A Heart of Compassion: Donatella Gelli’s Wildlife Sanctuary Takes in Animals Abandoned Due to COVID-19

by | May 22, 2020 | Heartivist Of The Week

It was the baby boar licking the newborn baby deer at her home-based wildlife animal rescue sanctuary in Florence, Italy, that so moved Donatella Gelli. Such compassion as reflected in the boar’s embrace of the baby deer so beautifully and profoundly symbolized for Gelli the compassion she feels for all living beings, and the symbiosis she believes is present in the natural world, that she couldn’t help but cry.

“The force that moves me is compassion,” said Gelli, a TPP changemaker whose sanctuary—which, in part, rescues domestic animals who were abandoned because their owners feared they could carry the coronavirus–was awarded funding by TPP’s COVID-19 Rapid Response Fund. “I cannot see any living thing suffering. I cannot. I’m not able to pass by if I see someone or an animal suffering.”

Gelli said she’s carried this deeply felt value of compassion with her since she was a child, a value that ultimately spurred her to become a veterinarian.

She now teaches veterinary medicine at the University of Padua, more than three hours away from her home.
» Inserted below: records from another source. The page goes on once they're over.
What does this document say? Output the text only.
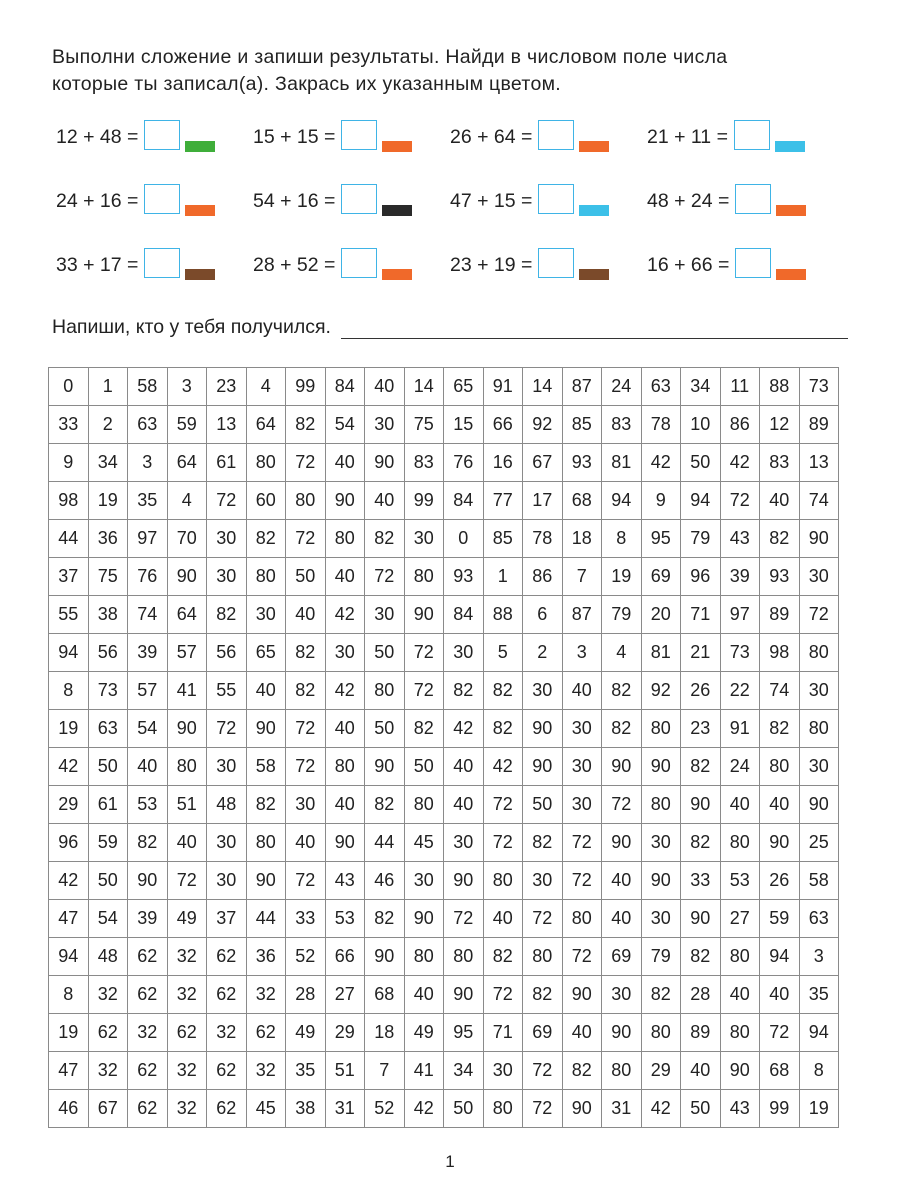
Выполни сложение и запиши результаты. Найди в числовом поле числа
которые ты записал(а). Закрась их указанным цветом.
12 + 48 =	15 + 15 =	26 + 64 =	21 + 11 =
24 + 16 =	54 + 16 =	47 + 15 =	48 + 24 =
33 + 17 =	28 + 52 =	23 + 19 =	16 + 66 =
Напиши, кто у тебя получился.
0	1	58	3	23	4	99	84	40	14	65	91	14	87	24	63	34	11	88	73
33	2	63	59	13	64	82	54	30	75	15	66	92	85	83	78	10	86	12	89
9	34	3	64	61	80	72	40	90	83	76	16	67	93	81	42	50	42	83	13
98	19	35	4	72	60	80	90	40	99	84	77	17	68	94	9	94	72	40	74
44	36	97	70	30	82	72	80	82	30	0	85	78	18	8	95	79	43	82	90
37	75	76	90	30	80	50	40	72	80	93	1	86	7	19	69	96	39	93	30
55	38	74	64	82	30	40	42	30	90	84	88	6	87	79	20	71	97	89	72
94	56	39	57	56	65	82	30	50	72	30	5	2	3	4	81	21	73	98	80
8	73	57	41	55	40	82	42	80	72	82	82	30	40	82	92	26	22	74	30
19	63	54	90	72	90	72	40	50	82	42	82	90	30	82	80	23	91	82	80
42	50	40	80	30	58	72	80	90	50	40	42	90	30	90	90	82	24	80	30
29	61	53	51	48	82	30	40	82	80	40	72	50	30	72	80	90	40	40	90
96	59	82	40	30	80	40	90	44	45	30	72	82	72	90	30	82	80	90	25
42	50	90	72	30	90	72	43	46	30	90	80	30	72	40	90	33	53	26	58
47	54	39	49	37	44	33	53	82	90	72	40	72	80	40	30	90	27	59	63
94	48	62	32	62	36	52	66	90	80	80	82	80	72	69	79	82	80	94	3
8	32	62	32	62	32	28	27	68	40	90	72	82	90	30	82	28	40	40	35
19	62	32	62	32	62	49	29	18	49	95	71	69	40	90	80	89	80	72	94
47	32	62	32	62	32	35	51	7	41	34	30	72	82	80	29	40	90	68	8
46	67	62	32	62	45	38	31	52	42	50	80	72	90	31	42	50	43	99	19
1
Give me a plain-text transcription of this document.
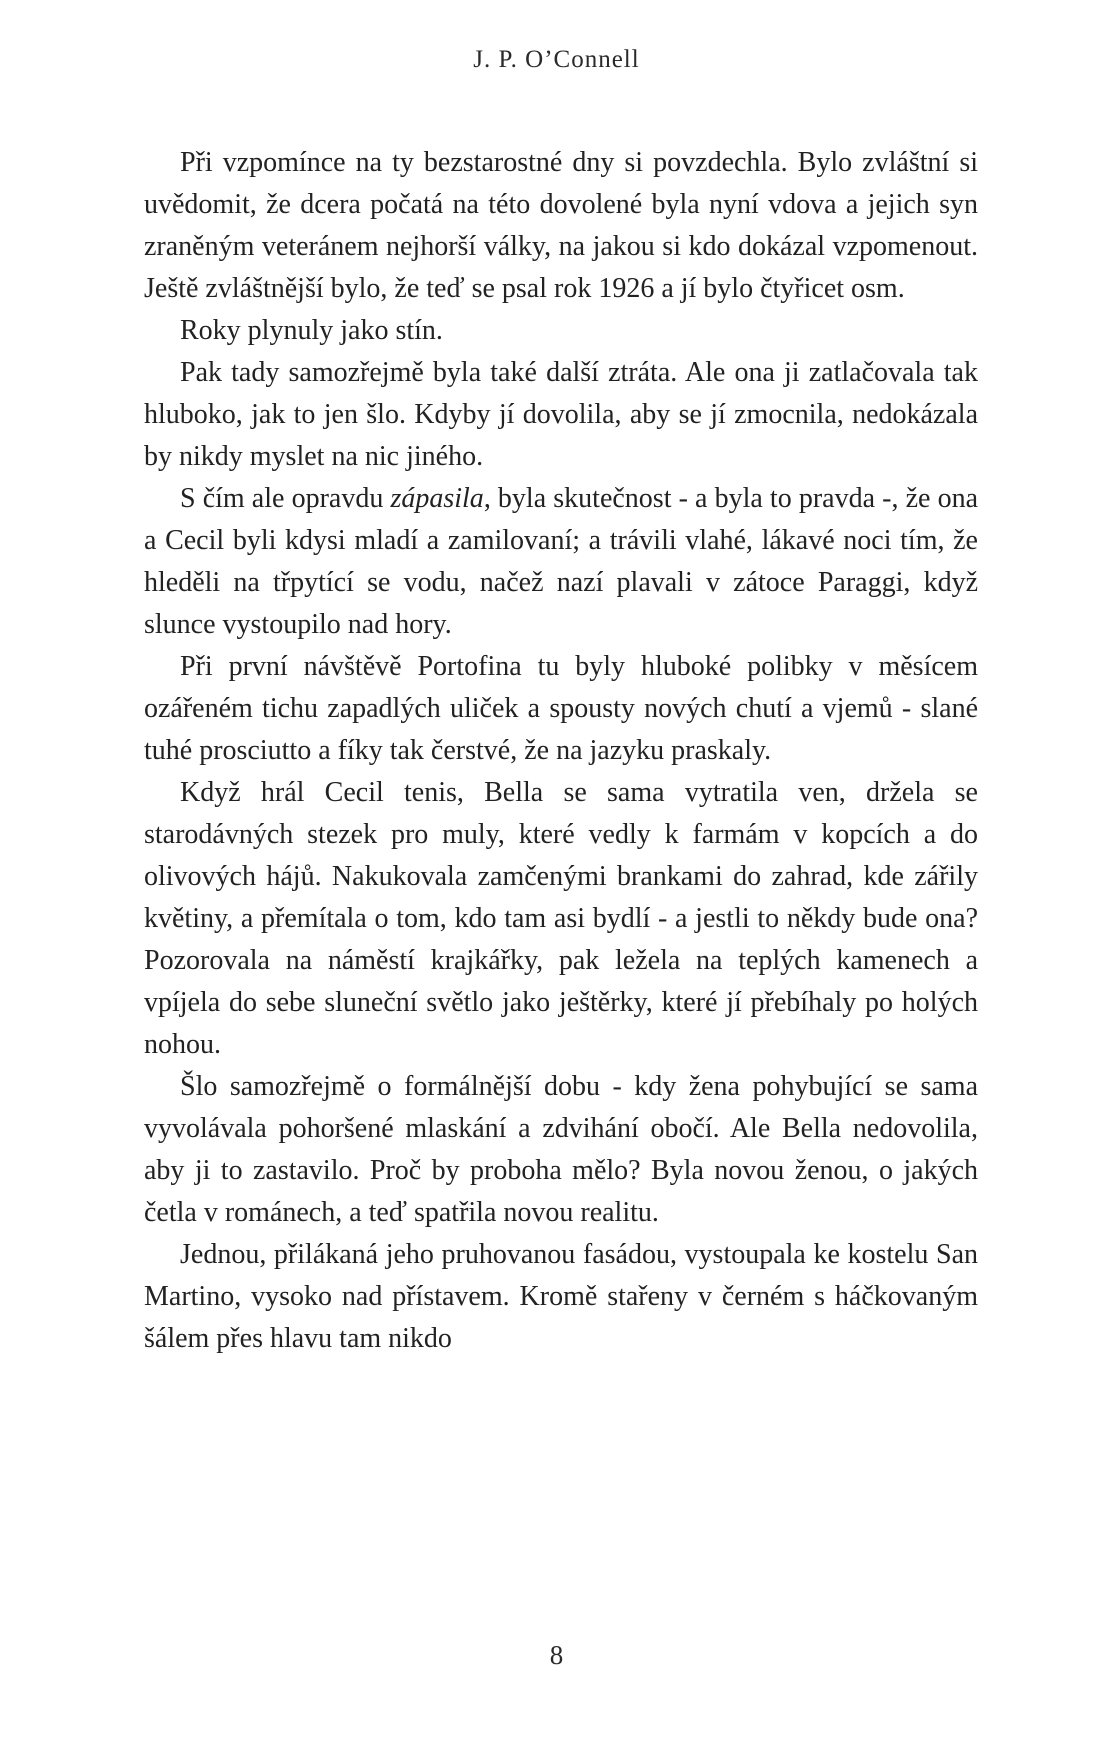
J. P. O’Connell

Při vzpomínce na ty bezstarostné dny si povzdechla. Bylo zvláštní si uvědomit, že dcera počatá na této dovolené byla nyní vdova a jejich syn zraněným veteránem nejhorší války, na jakou si kdo dokázal vzpomenout. Ještě zvláštnější bylo, že teď se psal rok 1926 a jí bylo čtyřicet osm.

Roky plynuly jako stín.

Pak tady samozřejmě byla také další ztráta. Ale ona ji zatlačovala tak hluboko, jak to jen šlo. Kdyby jí dovolila, aby se jí zmocnila, nedokázala by nikdy myslet na nic jiného.

S čím ale opravdu zápasila, byla skutečnost - a byla to pravda -, že ona a Cecil byli kdysi mladí a zamilovaní; a trávili vlahé, lákavé noci tím, že hleděli na třpytící se vodu, načež nazí plavali v zátoce Paraggi, když slunce vystoupilo nad hory.

Při první návštěvě Portofina tu byly hluboké polibky v měsícem ozářeném tichu zapadlých uliček a spousty nových chutí a vjemů - slané tuhé prosciutto a fíky tak čerstvé, že na jazyku praskaly.

Když hrál Cecil tenis, Bella se sama vytratila ven, držela se starodávných stezek pro muly, které vedly k farmám v kopcích a do olivových hájů. Nakukovala zamčenými brankami do zahrad, kde zářily květiny, a přemítala o tom, kdo tam asi bydlí - a jestli to někdy bude ona? Pozorovala na náměstí krajkářky, pak ležela na teplých kamenech a vpíjela do sebe sluneční světlo jako ještěrky, které jí přebíhaly po holých nohou.

Šlo samozřejmě o formálnější dobu - kdy žena pohybující se sama vyvolávala pohoršené mlaskání a zdvihání obočí. Ale Bella nedovolila, aby ji to zastavilo. Proč by proboha mělo? Byla novou ženou, o jakých četla v románech, a teď spatřila novou realitu.

Jednou, přilákaná jeho pruhovanou fasádou, vystoupala ke kostelu San Martino, vysoko nad přístavem. Kromě stařeny v černém s háčkovaným šálem přes hlavu tam nikdo

8
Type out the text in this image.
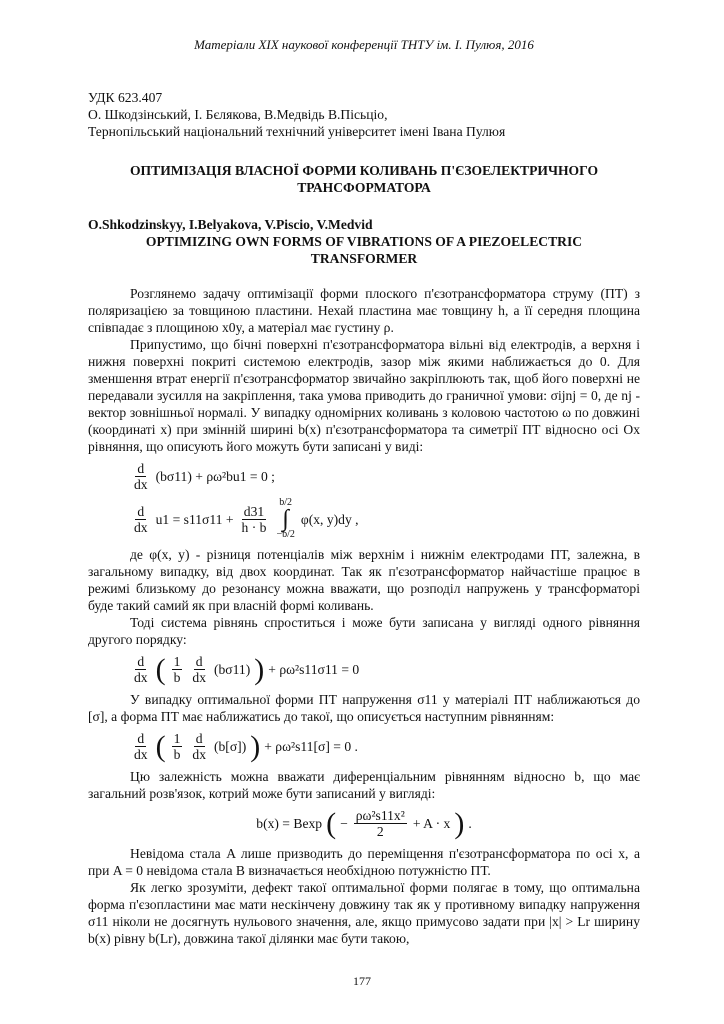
Матеріали ХІХ наукової конференції ТНТУ ім. І. Пулюя, 2016
УДК 623.407
О. Шкодзінський, І. Бєлякова, В.Медвідь В.Пісьціо,
Тернопільський національний технічний університет імені Івана Пулюя
ОПТИМІЗАЦІЯ ВЛАСНОЇ ФОРМИ КОЛИВАНЬ П'ЄЗОЕЛЕКТРИЧНОГО
ТРАНСФОРМАТОРА
O.Shkodzinskyy, I.Belyakova, V.Piscio, V.Medvid
OPTIMIZING OWN FORMS OF VIBRATIONS OF A PIEZOELECTRIC
TRANSFORMER

Розглянемо задачу оптимізації форми плоского п'єзотрансформатора струму (ПТ) з поляризацією за товщиною пластини. Нехай пластина має товщину h, а її середня площина співпадає з площиною x0y, а матеріал має густину ρ.

Припустимо, що бічні поверхні п'єзотрансформатора вільні від електродів, а верхня і нижня поверхні покриті системою електродів, зазор між якими наближається до 0. Для зменшення втрат енергії п'єзотрансформатор звичайно закріплюють так, щоб його поверхні не передавали зусилля на закріплення, така умова приводить до граничної умови: σijnj = 0, де nj - вектор зовнішньої нормалі. У випадку одномірних коливань з коловою частотою ω по довжині (координаті x) при змінній ширині b(x) п'єзотрансформатора та симетрії ПТ відносно осі Ox рівняння, що описують його можуть бути записані у виді:

$\frac{d}{dx} (b\sigma 11) + \rho\omega^2bu1 = 0$ ;
$\frac{d}{dx} u1 = s11\sigma 11 + \frac{d31}{h \cdot b}$
b/2
∫
−b/2
φ(x, y)dy ,

де φ(x, y) - різниця потенціалів між верхнім і нижнім електродами ПТ, залежна, в загальному випадку, від двох координат. Так як п'єзотрансформатор найчастіше працює в режимі близькому до резонансу можна вважати, що розподіл напружень у трансформаторі буде такий самий як при власній формі коливань.

Тоді система рівнянь спроститься і може бути записана у вигляді одного рівняння другого порядку:

$\frac{d}{dx}$ ( $\frac{1}{b} \frac{d}{dx} (b\sigma 11)$ ) + ρω²s11σ11 = 0

У випадку оптимальної форми ПТ напруження σ11 у матеріалі ПТ наближаються до [σ], а форма ПТ має наближатись до такої, що описується наступним рівнянням:

$\frac{d}{dx}$ ( $\frac{1}{b} \frac{d}{dx} (b[\sigma])$ ) + ρω²s11[σ] = 0 .

Цю залежність можна вважати диференціальним рівнянням відносно b, що має загальний розв'язок, котрий може бути записаний у вигляді:

b(x) = Bexp ( − $\frac{\text{ρω²s11x²}}{2} + A \cdot x$ ) .

Невідома стала A лише призводить до переміщення п'єзотрансформатора по осі x, а при A = 0 невідома стала B визначається необхідною потужністю ПТ.

Як легко зрозуміти, дефект такої оптимальної форми полягає в тому, що оптимальна форма п'єзопластини має мати нескінчену довжину так як у противному випадку напруження σ11 ніколи не досягнуть нульового значення, але, якщо примусово задати при |x| > Lr ширину b(x) рівну b(Lr), довжина такої ділянки має бути такою,

177
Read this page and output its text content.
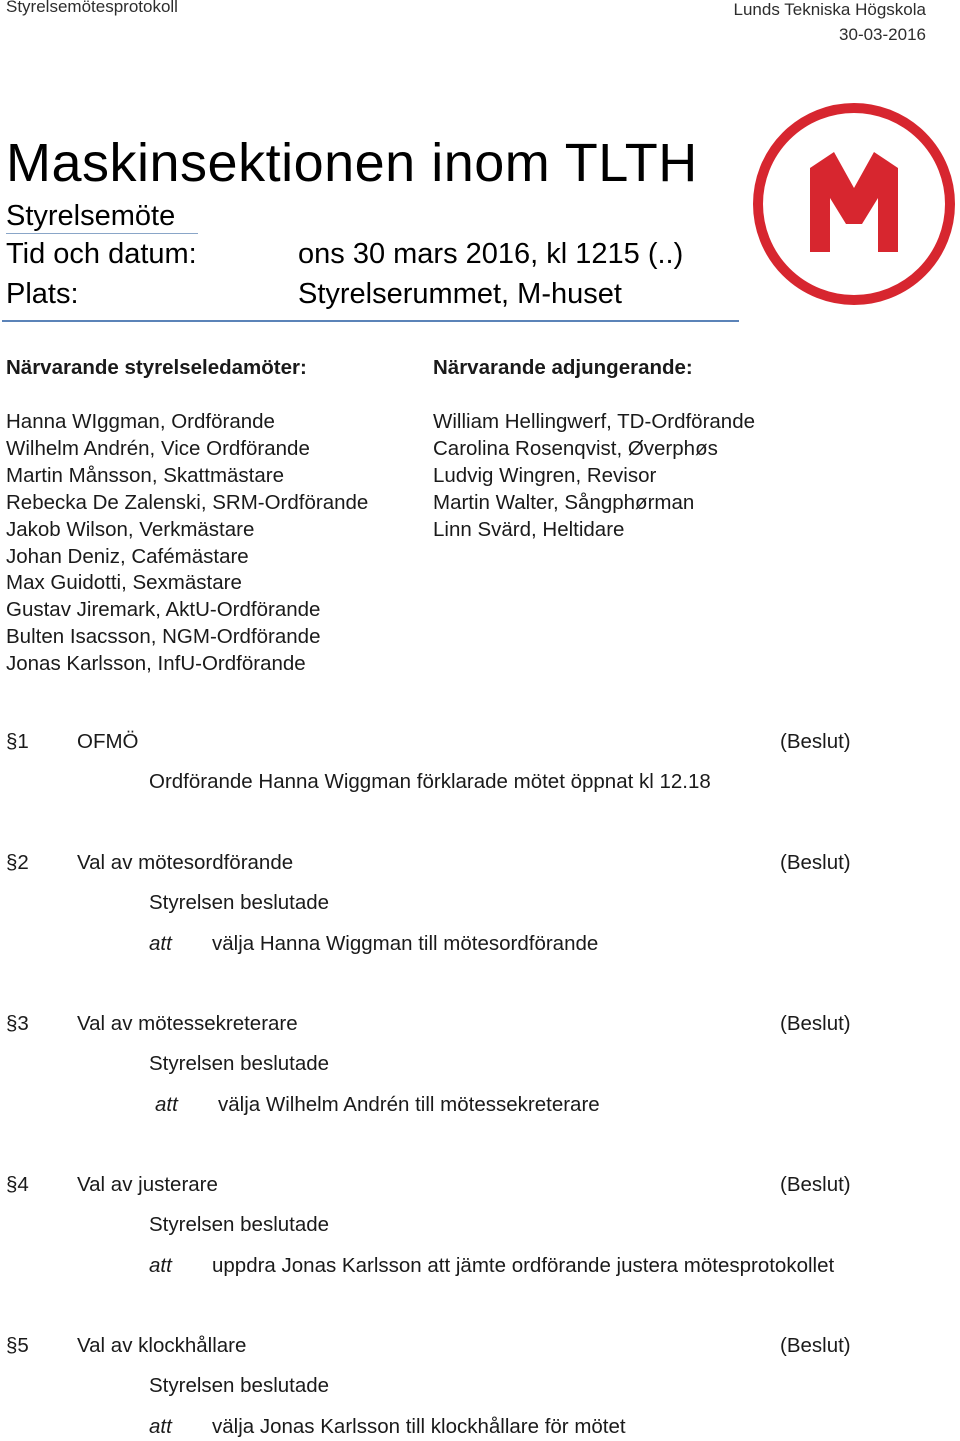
Styrelsemötesprotokoll	Lunds Tekniska Högskola
30-03-2016
Maskinsektionen inom TLTH
Styrelsemöte
Tid och datum:	ons 30 mars 2016, kl 1215 (..)
Plats:	Styrelserummet, M-huset
Närvarande styrelseledamöter:
Hanna WIggman, Ordförande
Wilhelm Andrén, Vice Ordförande
Martin Månsson, Skattmästare
Rebecka De Zalenski, SRM-Ordförande
Jakob Wilson, Verkmästare
Johan Deniz, Cafémästare
Max Guidotti, Sexmästare
Gustav Jiremark, AktU-Ordförande
Bulten Isacsson, NGM-Ordförande
Jonas Karlsson, InfU-Ordförande
Närvarande adjungerande:
William Hellingwerf, TD-Ordförande
Carolina Rosenqvist, Øverphøs
Ludvig Wingren, Revisor
Martin Walter, Sångphørman
Linn Svärd, Heltidare
§1 OFMÖ	(Beslut)
Ordförande Hanna Wiggman förklarade mötet öppnat kl 12.18
§2 Val av mötesordförande	(Beslut)
Styrelsen beslutade
att välja Hanna Wiggman till mötesordförande
§3 Val av mötessekreterare	(Beslut)
Styrelsen beslutade
att välja Wilhelm Andrén till mötessekreterare
§4 Val av justerare	(Beslut)
Styrelsen beslutade
att uppdra Jonas Karlsson att jämte ordförande justera mötesprotokollet
§5 Val av klockhållare	(Beslut)
Styrelsen beslutade
att välja Jonas Karlsson till klockhållare för mötet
A typical day for Gelli is driving three hours to the University, teaching class, and then driving back home to take care of the more than 1,000 animals at her sanctuary. “I sleep in the winter,” she says, only half-jokingly. “I sleep when the animals hibernate.”

The sanctuary, which was originally funded by the Italian government in 2010, has since been funded by TPP and out of Gelli’s own pocket. She uses the money she earns at the University to take care of the sanctuary’s animals. Originally, the sanctuary was primarily for wildlife, providing a safe haven for creatures as varied as wolves and porcupines. But with the onset of COVID-19, Gelli opened up the sanctuary to domestic animals, such as rabbits, guinea pigs, and hamsters, all of which were abandoned because of misinformation in Italy that they could carry the coronavirus.

In addition to teaching and taking care of the animals at her sanctuary (for which she built enclosures with her own two hands), Gelli also educates the public about wildlife and, more recently, wet markets. “We are working to educate people to not be scared of wildlife, instead teaching them that they have to respect the distance between us and them. We live in the same world, and we have to respect each other. As a researcher, I know the outbreak of the coronavirus came from wet markets, which are killing many species and are the beginning of many diseases, including the coronavirus and avian flu.”

Although she finds many of the people she talks to about wildlife and wet markets are resistant to her knowledge, she treats them with compassion as well: “They don’t have a clear image of those markets—it’s so far from the minds of people. But I know that if I’m cruel, they won’t listen to me. I prefer to talk to them about respecting the animals and educating them on the suffering, promiscuous killing, and cruel treatment of the animals in these markets.”

As a veterinarian educating the public and her students about the horrors and dangers of wet markets, and the need for domestic animals to be rescued due to misinformation regarding COVID-19, Gelli is uniquely poised to have great impact in her community. “I educate the public about bats and other animals,” she says. “I talk about what it means to co-exist, not exploit, different species.”

Gelli, ever modest, attributes her success as a wildlife rescuer to the efforts of her 15 volunteers, whom she refers to as “angels.” “They can make the impossible happen,” she says proudly.

Despite the tremendous amount of work her life of rescuing and caring for animals entails, Gelli feels no resentment nor need to complain: “Most important for me is to have compassion and to take care of someone or an animal who is in bad condition. I am realizing my dream, my sense of my life’s purpose. I am happy. I am tired, yes, but I am happy.”